Perhaps this gentle yearning for serendipity, for accident and chance, is a natural response to the rigours of organisation. And if that’s so, then with the growth on growth of Google Maps and its ubiquitous kith, perhaps it is of ever greater importance that we allow ourselves to remember the benefits of getting a little lost – if only once in a while – rather than always yielding to the siren song of efficiency. With the slight shift afforded by this generation of an urban navigation apps, that’s now somewhat more attainable. If only to a point.
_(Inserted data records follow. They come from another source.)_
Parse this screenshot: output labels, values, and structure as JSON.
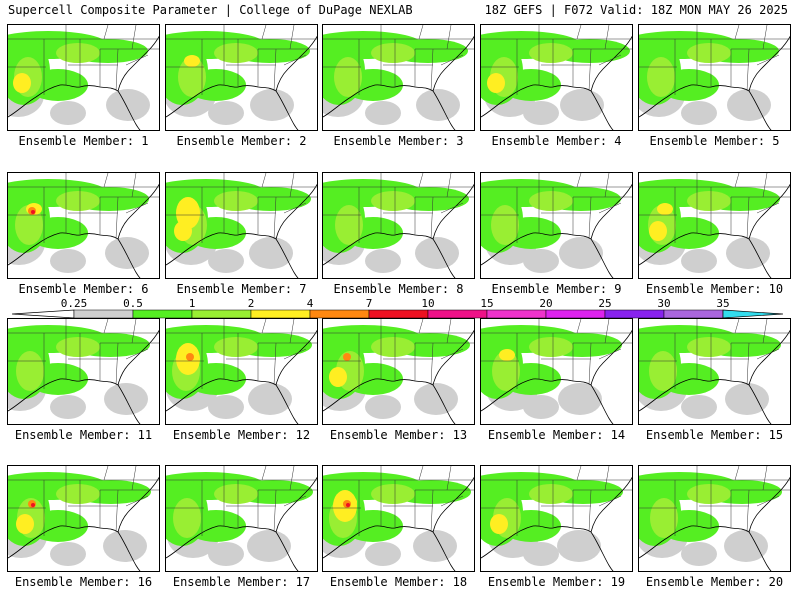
{
  "header": {
    "title_left": "Supercell Composite Parameter | College of DuPage NEXLAB",
    "title_right": "18Z GEFS | F072 Valid: 18Z MON MAY 26 2025"
  },
  "colorbar": {
    "ticks": [
      "0.25",
      "0.5",
      "1",
      "2",
      "4",
      "7",
      "10",
      "15",
      "20",
      "25",
      "30",
      "35"
    ],
    "colors": [
      "#cfcfcf",
      "#55ee22",
      "#99ee33",
      "#ffee22",
      "#ff8811",
      "#ee1122",
      "#ee1188",
      "#ee33cc",
      "#dd22ee",
      "#8822ee",
      "#aa66dd",
      "#33ddee"
    ],
    "arrow_color": "#ffffff"
  },
  "members": [
    {
      "label": "Ensemble Member: 1"
    },
    {
      "label": "Ensemble Member: 2"
    },
    {
      "label": "Ensemble Member: 3"
    },
    {
      "label": "Ensemble Member: 4"
    },
    {
      "label": "Ensemble Member: 5"
    },
    {
      "label": "Ensemble Member: 6"
    },
    {
      "label": "Ensemble Member: 7"
    },
    {
      "label": "Ensemble Member: 8"
    },
    {
      "label": "Ensemble Member: 9"
    },
    {
      "label": "Ensemble Member: 10"
    },
    {
      "label": "Ensemble Member: 11"
    },
    {
      "label": "Ensemble Member: 12"
    },
    {
      "label": "Ensemble Member: 13"
    },
    {
      "label": "Ensemble Member: 14"
    },
    {
      "label": "Ensemble Member: 15"
    },
    {
      "label": "Ensemble Member: 16"
    },
    {
      "label": "Ensemble Member: 17"
    },
    {
      "label": "Ensemble Member: 18"
    },
    {
      "label": "Ensemble Member: 19"
    },
    {
      "label": "Ensemble Member: 20"
    }
  ],
  "map_colors": {
    "gray": "#cfcfcf",
    "green": "#55ee22",
    "lightgreen": "#99ee33",
    "yellow": "#ffee22",
    "orange": "#ff8811",
    "red": "#ee1122"
  }
}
But the inherent irony of using technology to interact more with the world around us is hardly a unique one.


“Technology can both help and hinder serendipity,” warns Roadtrippers’ James Fisher. “To help, it can point you in the general direction of what you would find serendipitous, to increase your odds. But there needs to be a moment where you switch off too – an information blackout at the right moment to allow for that serendipity to occur. ” There is an obvious limit , in other words , to how much an app can actual enable us to put our iPhone down and look around us. It can point the way. But it’s up to us to stop and smell the proverbial roses. Or at least notice that they’re there in the first place.